Prison officials on Friday said they’re also looking for answers, working with state health officials and the Centers for Disease Control.

“We’re investigating the entire process and we’re going to look at every piece of this entire incident to see if there is something we could have done,” prison spokesman Chris Gautz said. “Maybe we’ll find something we could have done differently but as you ask me right now, I don’t have that.”

Jones came home sick from his last prison shift early last week: chills, vomiting, later a headache and sore neck, his girlfriend said.

“He thought it was the flu,” she said.

She said they had no idea those were symptoms of bacterial meningitis.

She said she called 911 on Sunday after Jones suffered a seizure. He died the next day at the hospital.

Gautz said the prisoner got sick two days after the guard went home ill. The guard worked in the unit where the prisoner was housed.

“We still don’t know who gave the bacteria to the other,” Gautz said. “It could have been the prisoner gave it to the officer; it could have been that the officer gave it to the prisoner.”

Or, he said, they could have gotten it from someone else.

It’s also possible, health officials said, that their cases were coincidental.

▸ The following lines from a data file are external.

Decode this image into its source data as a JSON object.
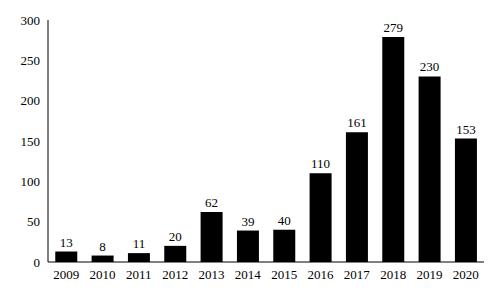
{
  "chart_data": {
    "type": "bar",
    "categories": [
      "2009",
      "2010",
      "2011",
      "2012",
      "2013",
      "2014",
      "2015",
      "2016",
      "2017",
      "2018",
      "2019",
      "2020"
    ],
    "values": [
      13,
      8,
      11,
      20,
      62,
      39,
      40,
      110,
      161,
      279,
      230,
      153
    ],
    "color": "#000000",
    "ylim": [
      0,
      300
    ],
    "yticks": [
      0,
      50,
      100,
      150,
      200,
      250,
      300
    ],
    "grid": false,
    "data_labels": true
  }
}
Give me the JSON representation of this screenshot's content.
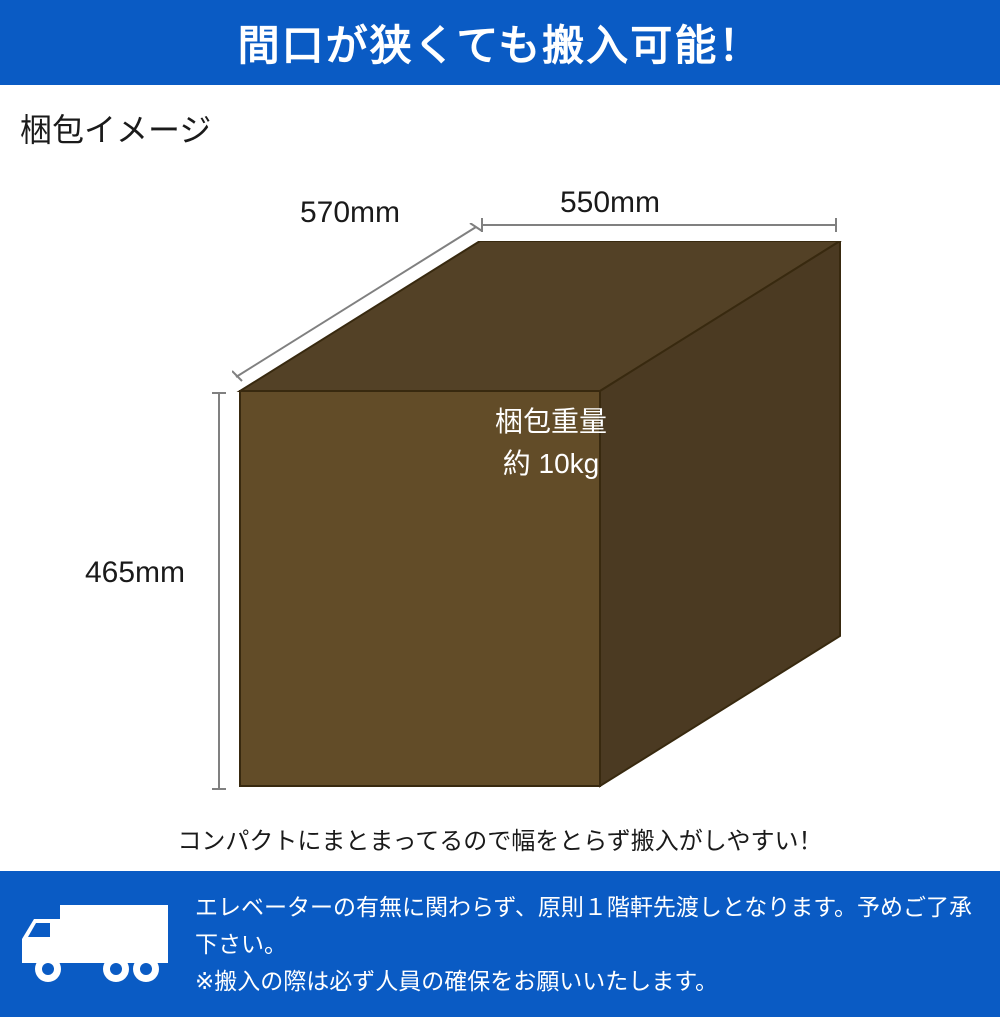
{
  "header": {
    "title": "間口が狭くても搬入可能！",
    "bg_color": "#0a5bc4",
    "text_color": "#ffffff"
  },
  "subtitle": "梱包イメージ",
  "box": {
    "top_fill": "#534126",
    "front_fill": "#624c28",
    "side_fill": "#4b3a22",
    "stroke": "#38290f"
  },
  "dimensions": {
    "width": "550mm",
    "depth": "570mm",
    "height": "465mm",
    "line_color": "#808080"
  },
  "weight": {
    "label": "梱包重量",
    "value": "約 10kg",
    "text_color": "#ffffff"
  },
  "caption": "コンパクトにまとまってるので幅をとらず搬入がしやすい！",
  "footer": {
    "text": "エレベーターの有無に関わらず、原則１階軒先渡しとなります。予めご了承下さい。\n※搬入の際は必ず人員の確保をお願いいたします。",
    "bg_color": "#0a5bc4",
    "text_color": "#ffffff",
    "truck_color": "#ffffff"
  }
}
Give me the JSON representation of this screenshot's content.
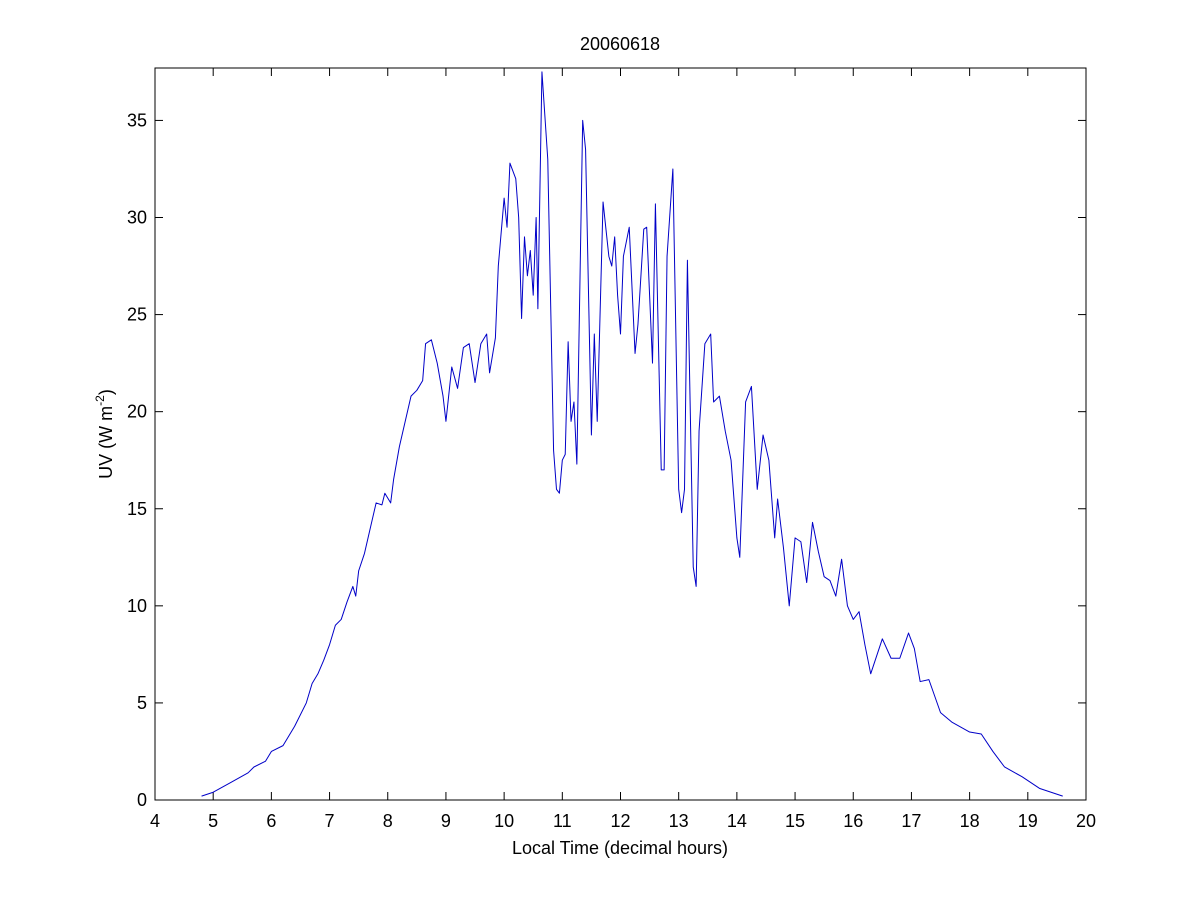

Doctors said the bug that led to the disease — streptococcus pneumoniae — is common in humans and usually won’t make you sick. It rarely leads to meningitis.

If anything, it usually leads to ear or sinus infections.

They said it’s spread by coughing or sneezing and not through surface contact. The best way to prevent it is to get vaccinated.

“That is the most common meningitis in adults, not to say that it’s common, but it’s the most common that occurs in adults,” Muskegon County Health Director Dr. Douglas Hoch said.

After the two bacterial meningitis cases, the Department of Corrections cleaned the prison with bleach and offered protective masks to prisoners and officers, Gautz said.

Health investigators are testing to see if the guard and prisoner had the same strain of the disease.

“Even though it’s the same bug, there are some tests they can do to see how closely related they are,” Hoch said. “This could take a while.”